21 February 2018
Tim Koch follows in the wake of some spirited rowing.
There is a joke that comes out every Boat Race Day that could have started around the time of the second Oxford – Cambridge Race in 1836: Why are the same crews in the final every year? It was not a great gag then, and the intervening 182 years have not increased its comedic effect. However, crews from the Oxford and Cambridge men’s and women’s squads do actually compete in ‘heats’ against non-Oxbridge opposition between mid-February and early March. The twist is that, whoever wins these races, the contests on The Big Day will always be between the Light and the Dark Blues.
The Boat Race Fixtures are races in which top domestic (and, in some years, foreign) crews race potential Oxford and Cambridge crews over the Putney to Mortlake course. They are both a selection test and a provider of key race practice. Not only is the experience of competing against top-class opposition vital, but the fixtures also provide opportunities for the coxes and rowers to simulate race day as much as possible and get to know the Championship Course better: practising routines, racing the Surrey and Middlesex stations, and being officially umpired. As the crews providing opposition are not in training for a 4 1/4 mile event, fixture races are usually in two parts, breaking somewhere between Hammersmith Bridge and Chiswick Eyot.
Over the weekend of 17/18 February, the University of London Boat Club (UL) put out its best to race crews from the Cambridge squad, the women on the Saturday, and the men on the Sunday. As usual, I was too busy trying not to drop my cameras in the Thames to make notes, so the text below comes for the excellent official website.
Facing up against a strong crew from the University of London, who they had beaten convincingly at Quintin Head a few weeks ago, Cambridge started out on the Middlesex side. Off the start, it was clear that the Light Blues had a significant power advantage as they strode out to half a length within twenty-five strokes. From that point on, their lead never looked in danger as the continued to pull away from a dispirited UL boat.
Passing Harrods Depository, the lead was four lengths and, as the fixture concluded underneath the green struts of Hammersmith Bridge, the margin was closer to five.
For the second piece, the crews began at the Chiswick steps under the guidance of Umpire Judith Packer. On this occasion, Cambridge began half a length down, but on Surrey, meaning they would have the advantage as the crews swung around the first bend. Within twenty strokes, the UL deficit was overturned and the crews were level. The strategy for the Light Blues was to break clear as quickly as possible, but UL clung on, holding Cambridge to a lead of no more than 3/4 of a length around the outside of the Surrey bend. Packer was repeatedly called into action to warn both crews, as they strayed across untraceable lines and into mutual water.
Eventually, the power and poise of Cambridge took its toll on UL and the former moved out to a clear water lead passing Barnes Bridge.

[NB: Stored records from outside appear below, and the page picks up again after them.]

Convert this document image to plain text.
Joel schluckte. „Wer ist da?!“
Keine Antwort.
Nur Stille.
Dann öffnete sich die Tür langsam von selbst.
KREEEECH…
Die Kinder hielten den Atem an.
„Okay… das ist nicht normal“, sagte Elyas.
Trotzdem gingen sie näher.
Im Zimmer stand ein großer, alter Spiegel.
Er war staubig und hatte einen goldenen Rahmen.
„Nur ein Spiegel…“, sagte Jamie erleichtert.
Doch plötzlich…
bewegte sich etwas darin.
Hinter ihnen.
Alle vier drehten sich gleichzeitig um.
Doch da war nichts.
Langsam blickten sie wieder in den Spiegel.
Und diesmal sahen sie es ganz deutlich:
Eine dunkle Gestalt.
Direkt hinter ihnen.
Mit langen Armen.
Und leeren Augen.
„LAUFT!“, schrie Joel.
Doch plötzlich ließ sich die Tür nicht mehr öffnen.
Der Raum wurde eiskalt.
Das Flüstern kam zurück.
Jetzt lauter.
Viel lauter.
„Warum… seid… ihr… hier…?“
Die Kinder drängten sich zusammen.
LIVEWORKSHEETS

The remainder of the piece was something of a formality, as Cambridge ran out clear winners. However, the margin failed to tell the story of UL bravery in the opening exchanges of an intriguing fixture.
Interestingly, on 4 February, a UL women’s crew beat an Oxford women’s crew in three five-minute pieces over the Boat Race course (a report on this is on WEROW Life. However, because of changes in the three and four seats, the crew that UL put out against Oxford was stronger than the one that took on Cambridge.
For the men, Sunday was not a day of rest. Race reports from the Boat Race website together with my pictures tell the story:
On a calm Tideway, Cambridge took to the water having claimed the fastest time of the day at Quintin Head in January. The first piece began at Putney Bridge, and it was UL who got the better start after the crews clashed in the initial strokes.
Umpire, Rob Clegg, continually warned both boats as they veered into unmarked water, but the disruption allowed Cambridge to regain their composure and draw level. Passing Fulham, the Light Blues had taken the lead and were straining to break clear.
Their mid-race rhythm was impressive, as they grabbed hold of the contest and began to control it by utilising the power of their middle four and dynamism of their stroke pair. As the crews passed Harrods Depository, the race was all but decided, with Cambridge commanding a three-length lead.
The second piece began at Harrods, with UL on the Surrey station. Cambridge immediately took half a length but was warned for aggressive steering by the Umpire.
Although UL had the advantage of the inside bend, it was Cambridge who continued to do all the heavy lifting as they attempted to break clear once again. Despite impressive purple resistance, the chunkier rhythm displayed by Cambridge eventually told its own tale as they stretched away to lead by two lengths. The piece finished at the bandstand with the Light Blues several lengths clear.
The third and final piece began at Chiswick Eyot and ran until the finish of the official course. The almost obligatory opening clash occurred again, as both crews struggled starting on a bend.
Cambridge, having perhaps gained some insight into the mechanics of a clash, emerged the steadier of the two and began to draw away from UL.
Despite a considerable effort on the inside of the Surrey bend, UL was unable to reel in a machine-like Cambridge, whose superior power and balance in rougher water paid dividends. They went from a length to two lengths fairly quickly and controlled the remainder of the race to complete the set and claim victory across all three pieces.